Development of an Electrochemical Immunosensor for Direct Detection of Interferon-γ at the Attomolar Level

Abstract

An electrochemical immunosensor for direct detection of the 15.5-kDa protein interferon-γ (IFN-γ) at attomolar level has been developed. Self-assembled monolayers (SAMs) of cysteine or acetylcysteine are formed on electropolished polycrystalline Au electrodes.

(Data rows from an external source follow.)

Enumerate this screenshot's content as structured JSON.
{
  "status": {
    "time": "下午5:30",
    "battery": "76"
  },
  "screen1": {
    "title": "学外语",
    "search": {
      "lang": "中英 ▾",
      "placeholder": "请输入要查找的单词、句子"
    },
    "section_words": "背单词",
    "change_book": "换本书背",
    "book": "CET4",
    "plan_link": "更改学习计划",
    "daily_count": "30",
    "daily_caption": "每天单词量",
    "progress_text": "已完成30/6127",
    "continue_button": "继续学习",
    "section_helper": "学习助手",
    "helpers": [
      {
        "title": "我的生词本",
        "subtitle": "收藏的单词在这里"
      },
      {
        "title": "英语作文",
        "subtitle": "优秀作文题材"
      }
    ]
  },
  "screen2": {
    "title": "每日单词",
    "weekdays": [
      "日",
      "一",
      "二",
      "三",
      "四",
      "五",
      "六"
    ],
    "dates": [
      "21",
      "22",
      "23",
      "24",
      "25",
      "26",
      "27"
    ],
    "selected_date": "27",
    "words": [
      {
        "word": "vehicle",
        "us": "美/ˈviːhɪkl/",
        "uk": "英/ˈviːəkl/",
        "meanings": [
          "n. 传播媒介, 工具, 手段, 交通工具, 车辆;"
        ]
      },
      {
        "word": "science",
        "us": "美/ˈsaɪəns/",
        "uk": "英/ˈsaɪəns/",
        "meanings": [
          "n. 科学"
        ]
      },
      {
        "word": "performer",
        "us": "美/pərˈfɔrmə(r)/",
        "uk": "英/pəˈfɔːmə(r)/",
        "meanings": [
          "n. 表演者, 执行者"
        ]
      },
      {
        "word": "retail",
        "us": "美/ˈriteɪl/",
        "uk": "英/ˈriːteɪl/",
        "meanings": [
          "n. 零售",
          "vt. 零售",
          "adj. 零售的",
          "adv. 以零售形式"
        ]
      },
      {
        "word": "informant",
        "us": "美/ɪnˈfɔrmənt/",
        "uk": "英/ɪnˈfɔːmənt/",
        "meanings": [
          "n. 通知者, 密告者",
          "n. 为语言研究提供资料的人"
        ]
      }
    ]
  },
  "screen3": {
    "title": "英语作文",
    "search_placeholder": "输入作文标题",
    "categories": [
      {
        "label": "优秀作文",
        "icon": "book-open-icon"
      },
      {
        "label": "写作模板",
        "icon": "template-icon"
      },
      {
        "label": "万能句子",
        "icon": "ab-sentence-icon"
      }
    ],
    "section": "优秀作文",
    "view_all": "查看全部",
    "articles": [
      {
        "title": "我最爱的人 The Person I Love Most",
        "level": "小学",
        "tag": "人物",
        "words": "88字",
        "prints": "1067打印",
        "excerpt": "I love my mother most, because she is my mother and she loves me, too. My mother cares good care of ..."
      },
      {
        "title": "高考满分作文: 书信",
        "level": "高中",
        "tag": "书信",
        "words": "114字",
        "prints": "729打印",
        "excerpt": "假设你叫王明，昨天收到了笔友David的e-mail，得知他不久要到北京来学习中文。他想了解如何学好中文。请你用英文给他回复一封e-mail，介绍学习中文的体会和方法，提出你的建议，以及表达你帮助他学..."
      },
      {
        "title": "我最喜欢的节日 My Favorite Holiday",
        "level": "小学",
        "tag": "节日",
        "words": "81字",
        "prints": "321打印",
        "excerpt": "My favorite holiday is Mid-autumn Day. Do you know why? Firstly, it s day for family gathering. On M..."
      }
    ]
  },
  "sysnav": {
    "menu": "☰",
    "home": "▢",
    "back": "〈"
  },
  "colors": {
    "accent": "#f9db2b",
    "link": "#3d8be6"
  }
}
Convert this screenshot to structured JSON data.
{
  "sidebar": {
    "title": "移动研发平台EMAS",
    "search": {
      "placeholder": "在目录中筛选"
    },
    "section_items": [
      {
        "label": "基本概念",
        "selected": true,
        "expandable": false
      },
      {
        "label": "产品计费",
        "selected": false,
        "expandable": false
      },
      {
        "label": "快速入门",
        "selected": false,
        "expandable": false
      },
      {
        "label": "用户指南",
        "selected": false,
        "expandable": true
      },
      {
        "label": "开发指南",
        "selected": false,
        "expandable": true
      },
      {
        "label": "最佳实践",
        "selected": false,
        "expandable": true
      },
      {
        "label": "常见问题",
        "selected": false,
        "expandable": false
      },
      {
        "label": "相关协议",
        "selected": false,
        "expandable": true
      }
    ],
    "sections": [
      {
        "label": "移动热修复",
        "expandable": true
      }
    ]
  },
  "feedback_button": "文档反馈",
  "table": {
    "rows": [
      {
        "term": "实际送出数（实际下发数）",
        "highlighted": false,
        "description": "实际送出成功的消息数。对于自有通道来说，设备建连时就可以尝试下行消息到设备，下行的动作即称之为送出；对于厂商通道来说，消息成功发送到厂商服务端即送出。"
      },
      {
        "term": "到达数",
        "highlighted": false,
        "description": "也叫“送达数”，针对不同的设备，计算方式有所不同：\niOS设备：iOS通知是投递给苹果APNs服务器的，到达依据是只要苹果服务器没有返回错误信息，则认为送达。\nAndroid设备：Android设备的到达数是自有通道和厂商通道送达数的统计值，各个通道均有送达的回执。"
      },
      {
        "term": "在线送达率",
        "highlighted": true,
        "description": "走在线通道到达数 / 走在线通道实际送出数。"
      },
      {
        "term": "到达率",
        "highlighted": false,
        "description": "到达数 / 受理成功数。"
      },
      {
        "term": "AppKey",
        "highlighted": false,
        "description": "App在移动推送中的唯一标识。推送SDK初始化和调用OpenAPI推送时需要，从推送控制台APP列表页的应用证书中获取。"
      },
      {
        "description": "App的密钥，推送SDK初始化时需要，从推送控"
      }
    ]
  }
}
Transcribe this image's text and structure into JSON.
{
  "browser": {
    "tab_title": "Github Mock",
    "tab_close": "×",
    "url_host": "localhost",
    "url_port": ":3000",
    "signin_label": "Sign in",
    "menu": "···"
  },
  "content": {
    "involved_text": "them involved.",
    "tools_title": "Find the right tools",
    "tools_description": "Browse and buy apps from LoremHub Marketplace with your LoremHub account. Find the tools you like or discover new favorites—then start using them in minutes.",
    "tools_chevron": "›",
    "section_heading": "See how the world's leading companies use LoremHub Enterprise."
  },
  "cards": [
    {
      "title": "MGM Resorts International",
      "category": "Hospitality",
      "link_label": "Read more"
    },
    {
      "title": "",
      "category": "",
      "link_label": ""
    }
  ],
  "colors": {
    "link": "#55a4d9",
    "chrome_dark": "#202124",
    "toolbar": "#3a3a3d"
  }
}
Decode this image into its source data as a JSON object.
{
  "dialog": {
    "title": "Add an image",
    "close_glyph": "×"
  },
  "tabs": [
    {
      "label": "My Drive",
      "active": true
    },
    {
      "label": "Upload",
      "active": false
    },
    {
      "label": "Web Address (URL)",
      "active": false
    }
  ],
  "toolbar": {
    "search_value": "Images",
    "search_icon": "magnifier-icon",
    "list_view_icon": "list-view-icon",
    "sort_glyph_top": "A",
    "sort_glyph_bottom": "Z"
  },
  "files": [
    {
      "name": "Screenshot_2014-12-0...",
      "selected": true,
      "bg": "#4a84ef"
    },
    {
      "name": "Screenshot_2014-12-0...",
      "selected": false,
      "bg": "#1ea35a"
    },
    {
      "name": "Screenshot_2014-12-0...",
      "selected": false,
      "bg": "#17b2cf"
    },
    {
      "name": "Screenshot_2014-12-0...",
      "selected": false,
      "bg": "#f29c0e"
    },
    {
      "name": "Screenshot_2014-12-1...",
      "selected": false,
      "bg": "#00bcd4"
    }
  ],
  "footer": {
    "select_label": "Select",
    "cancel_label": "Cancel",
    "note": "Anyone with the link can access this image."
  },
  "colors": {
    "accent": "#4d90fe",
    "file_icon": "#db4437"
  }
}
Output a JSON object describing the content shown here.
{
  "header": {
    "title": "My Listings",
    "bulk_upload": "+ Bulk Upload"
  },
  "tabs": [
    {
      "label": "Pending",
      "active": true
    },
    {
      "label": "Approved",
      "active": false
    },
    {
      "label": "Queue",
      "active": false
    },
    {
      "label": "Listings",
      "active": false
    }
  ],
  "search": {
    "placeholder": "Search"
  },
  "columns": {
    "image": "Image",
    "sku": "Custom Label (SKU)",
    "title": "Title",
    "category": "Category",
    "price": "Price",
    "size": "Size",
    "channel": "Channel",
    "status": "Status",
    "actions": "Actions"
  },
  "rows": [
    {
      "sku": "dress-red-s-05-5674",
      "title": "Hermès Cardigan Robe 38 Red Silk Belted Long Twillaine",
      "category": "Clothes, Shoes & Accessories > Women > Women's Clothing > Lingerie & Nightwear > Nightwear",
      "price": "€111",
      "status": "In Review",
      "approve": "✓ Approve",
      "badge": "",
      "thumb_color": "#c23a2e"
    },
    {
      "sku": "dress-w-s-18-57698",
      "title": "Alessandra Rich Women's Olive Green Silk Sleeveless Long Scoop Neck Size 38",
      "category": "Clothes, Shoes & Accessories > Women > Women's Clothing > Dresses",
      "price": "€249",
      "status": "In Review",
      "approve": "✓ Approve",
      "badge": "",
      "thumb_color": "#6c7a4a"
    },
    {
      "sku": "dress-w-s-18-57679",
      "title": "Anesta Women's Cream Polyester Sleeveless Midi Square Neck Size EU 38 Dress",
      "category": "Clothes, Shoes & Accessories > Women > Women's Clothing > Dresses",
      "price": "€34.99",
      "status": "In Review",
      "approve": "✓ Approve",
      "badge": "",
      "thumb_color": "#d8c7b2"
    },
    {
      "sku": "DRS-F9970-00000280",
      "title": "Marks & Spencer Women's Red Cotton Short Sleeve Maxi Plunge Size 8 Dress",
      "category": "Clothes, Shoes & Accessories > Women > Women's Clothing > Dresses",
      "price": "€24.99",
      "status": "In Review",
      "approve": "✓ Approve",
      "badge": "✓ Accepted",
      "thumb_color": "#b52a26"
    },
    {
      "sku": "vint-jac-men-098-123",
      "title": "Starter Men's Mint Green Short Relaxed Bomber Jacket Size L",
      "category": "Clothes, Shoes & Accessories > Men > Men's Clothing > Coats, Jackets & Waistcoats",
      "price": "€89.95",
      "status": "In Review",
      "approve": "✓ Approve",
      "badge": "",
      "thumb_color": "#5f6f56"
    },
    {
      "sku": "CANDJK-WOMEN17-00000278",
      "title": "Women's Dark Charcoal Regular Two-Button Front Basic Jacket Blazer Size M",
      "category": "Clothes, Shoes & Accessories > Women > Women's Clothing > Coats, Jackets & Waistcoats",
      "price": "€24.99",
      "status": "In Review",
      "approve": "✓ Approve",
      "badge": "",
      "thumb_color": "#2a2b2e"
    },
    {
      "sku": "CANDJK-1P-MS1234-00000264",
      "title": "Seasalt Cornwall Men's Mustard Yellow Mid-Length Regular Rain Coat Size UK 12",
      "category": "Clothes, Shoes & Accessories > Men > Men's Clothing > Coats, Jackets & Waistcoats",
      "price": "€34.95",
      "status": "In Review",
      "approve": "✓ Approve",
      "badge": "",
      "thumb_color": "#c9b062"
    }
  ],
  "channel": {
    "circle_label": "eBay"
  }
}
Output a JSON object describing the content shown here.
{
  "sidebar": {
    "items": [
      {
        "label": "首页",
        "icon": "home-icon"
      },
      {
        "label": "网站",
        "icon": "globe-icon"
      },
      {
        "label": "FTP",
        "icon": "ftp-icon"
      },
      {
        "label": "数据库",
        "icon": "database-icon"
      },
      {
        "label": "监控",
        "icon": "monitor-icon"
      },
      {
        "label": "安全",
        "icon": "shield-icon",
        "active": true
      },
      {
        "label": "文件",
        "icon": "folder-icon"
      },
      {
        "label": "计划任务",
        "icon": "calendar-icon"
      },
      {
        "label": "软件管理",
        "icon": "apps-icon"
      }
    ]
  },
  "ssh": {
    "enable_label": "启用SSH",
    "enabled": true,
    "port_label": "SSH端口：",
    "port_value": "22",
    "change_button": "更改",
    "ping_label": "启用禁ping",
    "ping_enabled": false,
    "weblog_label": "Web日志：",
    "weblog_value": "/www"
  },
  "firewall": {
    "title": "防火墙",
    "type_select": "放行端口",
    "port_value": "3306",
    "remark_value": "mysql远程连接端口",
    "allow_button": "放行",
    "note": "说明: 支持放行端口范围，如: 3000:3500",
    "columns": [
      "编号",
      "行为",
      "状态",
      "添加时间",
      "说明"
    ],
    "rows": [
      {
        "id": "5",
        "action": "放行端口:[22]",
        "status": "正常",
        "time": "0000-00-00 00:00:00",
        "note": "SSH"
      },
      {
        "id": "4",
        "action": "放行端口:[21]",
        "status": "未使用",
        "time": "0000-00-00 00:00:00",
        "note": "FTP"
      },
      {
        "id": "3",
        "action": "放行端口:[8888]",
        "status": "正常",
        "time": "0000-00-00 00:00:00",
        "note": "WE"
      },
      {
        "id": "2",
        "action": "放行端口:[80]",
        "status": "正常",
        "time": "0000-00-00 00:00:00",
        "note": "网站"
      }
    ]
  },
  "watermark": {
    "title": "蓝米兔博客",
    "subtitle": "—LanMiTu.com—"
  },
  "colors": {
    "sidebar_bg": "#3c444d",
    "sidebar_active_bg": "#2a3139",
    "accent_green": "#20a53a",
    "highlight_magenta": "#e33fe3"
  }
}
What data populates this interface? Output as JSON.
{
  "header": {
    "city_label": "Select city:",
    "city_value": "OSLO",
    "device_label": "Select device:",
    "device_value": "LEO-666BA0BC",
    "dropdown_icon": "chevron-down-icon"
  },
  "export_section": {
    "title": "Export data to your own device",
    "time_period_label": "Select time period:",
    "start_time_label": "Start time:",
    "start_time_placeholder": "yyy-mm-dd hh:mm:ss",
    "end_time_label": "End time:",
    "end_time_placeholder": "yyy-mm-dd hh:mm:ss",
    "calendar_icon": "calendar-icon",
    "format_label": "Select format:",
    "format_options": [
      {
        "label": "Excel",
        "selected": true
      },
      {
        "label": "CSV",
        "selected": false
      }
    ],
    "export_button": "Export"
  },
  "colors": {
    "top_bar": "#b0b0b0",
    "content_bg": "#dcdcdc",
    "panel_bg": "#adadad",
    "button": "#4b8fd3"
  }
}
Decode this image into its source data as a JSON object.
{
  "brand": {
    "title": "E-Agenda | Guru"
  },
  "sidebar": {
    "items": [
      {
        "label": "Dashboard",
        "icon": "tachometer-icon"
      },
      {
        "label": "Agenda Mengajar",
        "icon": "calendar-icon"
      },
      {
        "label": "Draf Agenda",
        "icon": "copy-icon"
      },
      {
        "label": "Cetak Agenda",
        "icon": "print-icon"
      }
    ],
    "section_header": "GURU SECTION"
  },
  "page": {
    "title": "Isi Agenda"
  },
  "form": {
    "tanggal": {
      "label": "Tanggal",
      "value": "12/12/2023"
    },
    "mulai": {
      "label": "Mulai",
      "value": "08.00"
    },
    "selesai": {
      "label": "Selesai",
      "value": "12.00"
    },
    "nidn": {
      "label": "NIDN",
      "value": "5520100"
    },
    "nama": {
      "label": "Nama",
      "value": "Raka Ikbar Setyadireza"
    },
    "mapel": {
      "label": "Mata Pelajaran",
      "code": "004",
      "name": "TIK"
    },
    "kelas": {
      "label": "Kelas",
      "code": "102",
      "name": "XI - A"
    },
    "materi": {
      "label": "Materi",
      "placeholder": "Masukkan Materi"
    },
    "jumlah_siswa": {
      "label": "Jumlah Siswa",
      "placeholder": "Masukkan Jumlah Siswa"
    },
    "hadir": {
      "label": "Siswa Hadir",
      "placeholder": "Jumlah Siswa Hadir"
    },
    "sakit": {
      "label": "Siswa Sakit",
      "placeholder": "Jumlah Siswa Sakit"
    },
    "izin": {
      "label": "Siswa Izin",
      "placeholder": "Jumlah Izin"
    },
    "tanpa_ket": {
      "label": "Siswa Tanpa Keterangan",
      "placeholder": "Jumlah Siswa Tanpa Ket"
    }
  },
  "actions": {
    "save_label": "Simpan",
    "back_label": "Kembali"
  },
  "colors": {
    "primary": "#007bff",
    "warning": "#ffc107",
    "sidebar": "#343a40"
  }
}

IFN-γ adsorbs physically to each of these SAMs. With injections of 100 mM KCl, IFN-γ can be removed in the flow without damaging the acetylcysteine SAM. However, the cysteine SAM is affected by these KCl injections. In an on-line procedure in the flow, a specific antibody (MD-2) against IFN-γ is covalently attached following carbodiimide/succinimide activation of the SAM. The activation of the carboxylic groups, attachment of MD-2, and deactivation of the remaining succinimide groups with ethanolamine are monitored impedimetrically at a frequency of 113 Hz, a potential of +0.2 V versus SCE, and an ac modulation amplitude of 10 mV. Plots of the real (Z‘) and imaginary (Z‘ ‘) component of the impedance versus time provide the information to control these processes. In the thermostated setup (23.0 °C), samples of unlabeled IFN-γ (in phosphate buffer pH 7.4) are injected and the binding with immobilized MD-2 is monitored with ac impedance or potential-step methods. While the chronoamperometric results are rather poor, the ac impedance approach provides unsurpassed detection limits, as low as 0.02 fg mL^-1 (∼1 aM) IFN-γ. From a calibration curve (i.e. Z‘ ‘ versus the amount injected), recorded by multiple 50-μL injections of 2 pg mL^-1 of IFN-γ, a dynamic range of 0−12 pg mL^-1 could be derived. However, when nonspecific adsorption is taken into account, which has been found to be largely reduced through injections of 100 mM KCl, a much smaller dynamic range of 0−0.14 fg mL^-1 remains. The immunosensor can be regenerated by using a sequence of potential pulses in the flow by which the SAM with attached MD-2 and bound IFN-γ is completely removed. When the developed procedures described above are repeated, the response of the immunosensor is reproducible within 10%.